さて、『ヒロアカ』といえば、なんと言ってもヒーローたちの活躍が見どころですが、敵<ヴィラン>たちの動きも見逃せません。ひとクセもふたクセもある彼らとヒーローたちとの戦いには、毎度、手に汗を握ります。
敵<ヴィラン>についてはいまだにわからないことが、たくさんあります。敵<ヴィラン>連合のリーダー格である死柄木弔(しがらきとむら)に注目してみましょう。彼はヒーローに対して強い憎しみとコンプレックスを抱いているように見えます。その生い立ちを考えると致し方なしという気はしますが、そんな彼の“個性”は「崩壊」です。手のひらで触れさえすれば人であってもモノであっても、たちまちに粉々、ボロボロにしてしまうのです。
江戸時代の絵師・鳥山石燕(とりやませきえん)による妖怪画集『百器徒然袋(ひゃっきつれづれぶくろ)』に「暮露暮露団(ぼろぼろとん)」という妖怪が登場します。そこには、悲しげな眼をした、ボロボロの布切れのようなものを纏った何かが描かれています。三本指の手足を持っているようです。
脇に記された解説を読んで見ましょう。「普化禅宗(ふけぜんしゅう)を虚無僧(こむそう)と云ふ。虚無空寂(くうじゃく)を旨として、いたるところに薦(こも)むしろに座してもたれりとするゆへ、薦僧(こもそう)と云ふよし。職人づくし歌合に暮露暮露ともよめれば、かの世捨人のきふるせるぼろぶとんにやと夢の中におもひぬ」と書いてあります。要約すると「普化禅宗の虚無僧のことを『ぼろぼろ』と呼ぶことがあり、ぼろ布団のようではないかー」と言ったところでしょうか。
暮露暮露団は、鳥山石燕による創作妖怪ではないかといわれています。
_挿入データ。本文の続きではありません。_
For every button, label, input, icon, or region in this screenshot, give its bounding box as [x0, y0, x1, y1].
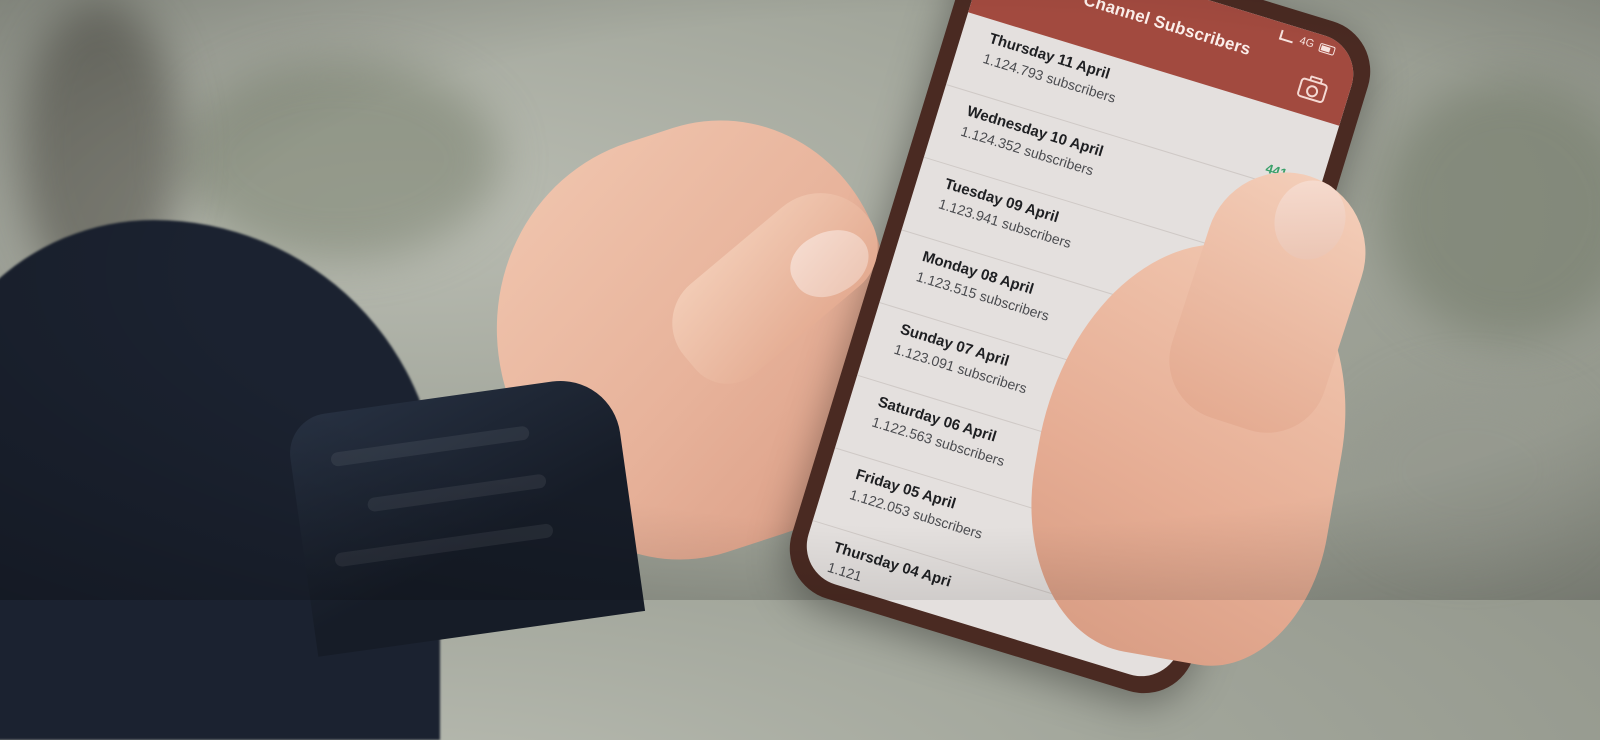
- background-blur-2: [1380, 80, 1600, 340]
- cuff-fold: [330, 425, 531, 468]
- background-blur-3: [1350, 380, 1590, 560]
- jacket-cuff: [284, 373, 646, 657]
- network-label: 4G: [1297, 34, 1316, 51]
- signal-icon: [1279, 29, 1296, 44]
- battery-icon: [1318, 42, 1337, 56]
- cuff-fold: [334, 522, 554, 568]
- cuff-fold: [366, 473, 547, 513]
特に何かをする妖怪ではないようです。僧の「ぼろぼろ」と、布団の「ぼろぼろ」とを組み合わせ、石燕がイメージして生み出したのでしょうか。
いずれにせよ、何やら哀愁漂うものがあります。それは死柄木弔も同じです。触れるものをボロボロにしてしまう死柄木弔は常に闇を抱え、相手を傷つけながら自らも傷づいているように見えます。その傷は暮露暮露団のように目に見える形でないだけに、厄介です。私は、いつかヒーローたちが、そんな彼のことも救ってくれたらいいなと密かに願っています。